When the great glacial River Warren began running 11,700 years ago, it cut a wide valley through central Minnesota, through the glacial till, but on top of the limestone layer. The Minnesota River now runs in the valley created by the River Warren. When the river reached present-day Saint Paul, the massive volume of water quickly washed out the till, sand, gravel, and sedimentary rock that had filled one of the troughs. The result was the Warren River Falls, plunging 175 ft into a deep gorge. The turbulence caused by huge volumes of falling water washed out the sandstone underneath the falls, causing the thin limestone layer to break off in chunks. By 10,000 years ago, the waterfall had moved upstream to the confluence of the River Warren and the Mississippi River, adjacent to present-day Fort Snelling. By 9400 years ago, it had receded another 2 mi up to Nine Mile Creek. At that point, Lake Agassiz broke through the ice to the north and began draining via the Red River of the North to Hudson Bay. River Warren then ceased to flow, but was succeeded by the much smaller Minnesota River which drained a smaller watershed. It carried soil and sediment, but with much less energy than its predecessor. It was less able to transport those suspended materials, which precipitated out and left deposits. 80 ft of this alluvium filled the river valley at Ft. Snelling, and 175 ft were deposited at Saint Paul, refilling much of the gorge.

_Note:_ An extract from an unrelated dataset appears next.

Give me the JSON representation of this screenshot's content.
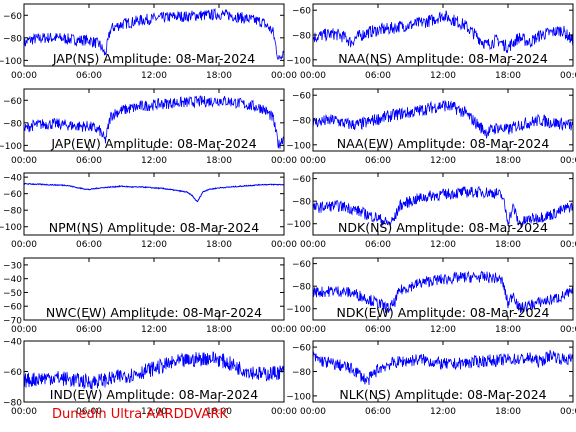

The hydrology of the oversized valley was first explained by General G. K. Warren in 1868. He made a detailed survey of the valley in his search for possible transcontinental railroad routes. Posthumously, in appreciation of this work, the glacial river that was the outlet of Lake Agassiz was named River Warren.

==Minneapolis waterfalls==
When River Warren Falls receded past the confluence of River Warren with the much smaller Upper Mississippi River, a new waterfall was created where the Mississippi entered the much-lower River Warren. Those new falls receded upstream on the Mississippi, migrating eight miles (13 km) over 9600 years to where Louis Hennepin first saw it and named St. Anthony Falls in 1680. Due to its value as a power source, this waterfall determined the location of Minneapolis. One branch of the river coming from the west, Minnehaha Creek receded only a few hundred yards from one of the channels of the Mississippi. Minnehaha Falls remains as a picturesque and informative relic of River Warren Falls, and the limestone-over-sandstone construction is readily apparent in its small gorge.